After a palmful of days (how many fit inside a palm, a woman’s
palm—seven then), she came to the feet of the hills, baked as cakes in the
morning light, and behind stood the mountains westward. But between the two,
Ebriel, awaiting her, and with sword drawn—for she saw its glitter like one
glaring sliver of ice the winter had left behind.

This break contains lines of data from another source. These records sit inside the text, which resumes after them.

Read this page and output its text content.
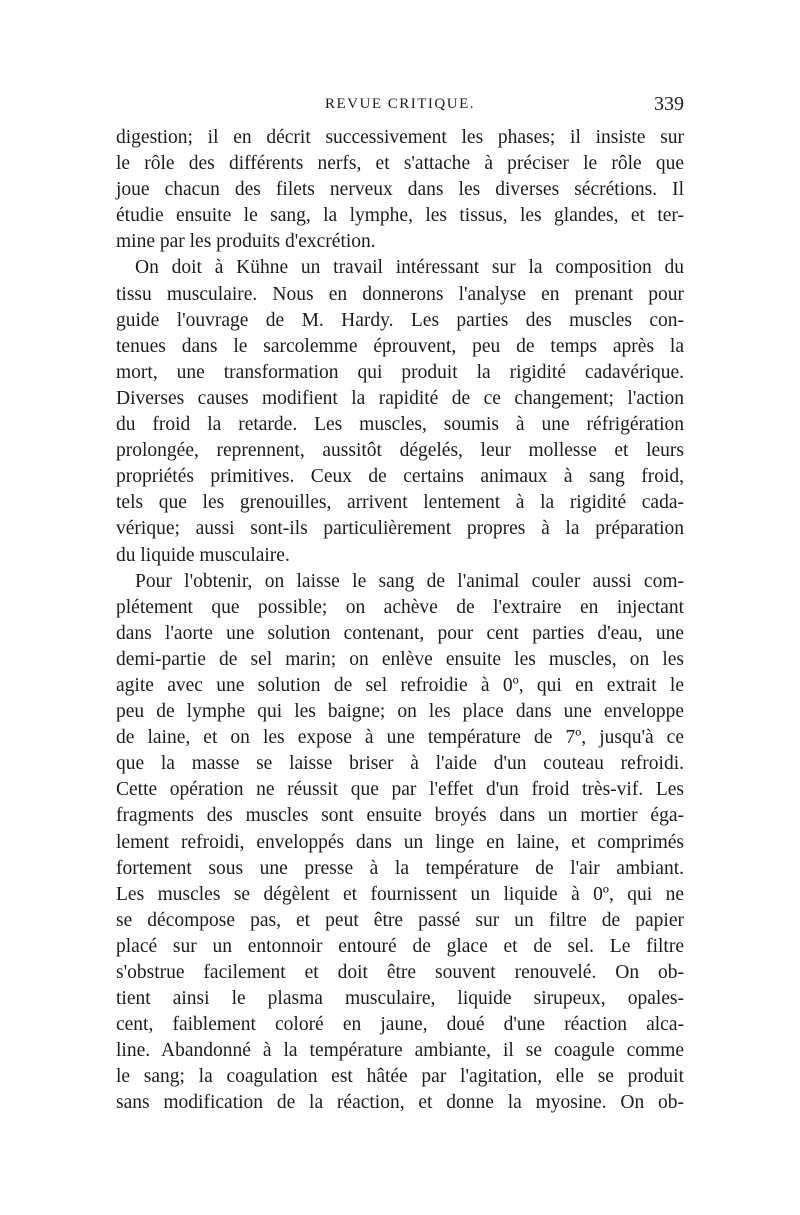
REVUE CRITIQUE.	339
digestion; il en décrit successivement les phases; il insiste sur
le rôle des différents nerfs, et s'attache à préciser le rôle que
joue chacun des filets nerveux dans les diverses sécrétions. Il
étudie ensuite le sang, la lymphe, les tissus, les glandes, et ter-
mine par les produits d'excrétion.
On doit à Kühne un travail intéressant sur la composition du
tissu musculaire. Nous en donnerons l'analyse en prenant pour
guide l'ouvrage de M. Hardy. Les parties des muscles con-
tenues dans le sarcolemme éprouvent, peu de temps après la
mort, une transformation qui produit la rigidité cadavérique.
Diverses causes modifient la rapidité de ce changement; l'action
du froid la retarde. Les muscles, soumis à une réfrigération
prolongée, reprennent, aussitôt dégelés, leur mollesse et leurs
propriétés primitives. Ceux de certains animaux à sang froid,
tels que les grenouilles, arrivent lentement à la rigidité cada-
vérique; aussi sont-ils particulièrement propres à la préparation
du liquide musculaire.
Pour l'obtenir, on laisse le sang de l'animal couler aussi com-
plétement que possible; on achève de l'extraire en injectant
dans l'aorte une solution contenant, pour cent parties d'eau, une
demi-partie de sel marin; on enlève ensuite les muscles, on les
agite avec une solution de sel refroidie à 0º, qui en extrait le
peu de lymphe qui les baigne; on les place dans une enveloppe
de laine, et on les expose à une température de 7º, jusqu'à ce
que la masse se laisse briser à l'aide d'un couteau refroidi.
Cette opération ne réussit que par l'effet d'un froid très-vif. Les
fragments des muscles sont ensuite broyés dans un mortier éga-
lement refroidi, enveloppés dans un linge en laine, et comprimés
fortement sous une presse à la température de l'air ambiant.
Les muscles se dégèlent et fournissent un liquide à 0º, qui ne
se décompose pas, et peut être passé sur un filtre de papier
placé sur un entonnoir entouré de glace et de sel. Le filtre
s'obstrue facilement et doit être souvent renouvelé. On ob-
tient ainsi le plasma musculaire, liquide sirupeux, opales-
cent, faiblement coloré en jaune, doué d'une réaction alca-
line. Abandonné à la température ambiante, il se coagule comme
le sang; la coagulation est hâtée par l'agitation, elle se produit
sans modification de la réaction, et donne la myosine. On ob-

So she climbed toward the angel. She climbed through midday, and
all one afternoon, and when the sun was westering, she came over a ridge, and
there the angel was, with the sun behind him like a ball of gold. He showed
black on the brightness, and this struck her—again—how dark might become light,
since pallor could be black as ink.

“Ebriel,” said Atmeh. (She knew his name. There was little she
could not know of the earth, and its adjacent environs.) “Ebriel, look at me,
and consider me. I do not challenge heaven, now. If ever I did. Say then what
must be between us.”

The angel did not reply, not by word, nor any action.

Now, she had been tended by Eshva. And that unspeaking speech of
theirs was still second to her nature. It is not properly said—which in itself
is a sort of pun—how the unspeaking speech was spoken, or heard. It was not exactly
a mind-language, telepathic. Nor entirely corporeal, though the breath, the
eyes, and movements of the hands, limbs, and torso, even of the hair,
contributed. A language possessed of symbolism, certainly. Whatever it was, and
however exercised, the inspiration came to Atmeh to employ it with the angel.
And so she spoke to him again, by this tongue. She said, “You have heard my
words, and you have read me clear as still water. But we cannot stand here
forever, you and I. Nor go on as we have done, flying and flown after,
hesitating and always overlooked.”

“Forever,” said the angel. “What is that but the eternal state of
all things? Why should we not?”

And he too used the Eshva speech, or an approximation of it, which
seemed also natural to him.

“Your masters are the gods,” said Atmeh.

“That is so.”

“What do the gods instruct you to do?”

“I have their instruction. The first and only motivation given me,
as to my brothers.”

“The gods, if they still concern themselves, which I suspect they
do not, realize I am no longer any nuisance to them.”

“That has no place in the scheme of me, or of my being.”

It was true. Automaton that he had remained, this Ebriel, his
first command was the sum of him. He had cast down a city and a worlddom
because of it. And here the very cause of the command confronted him.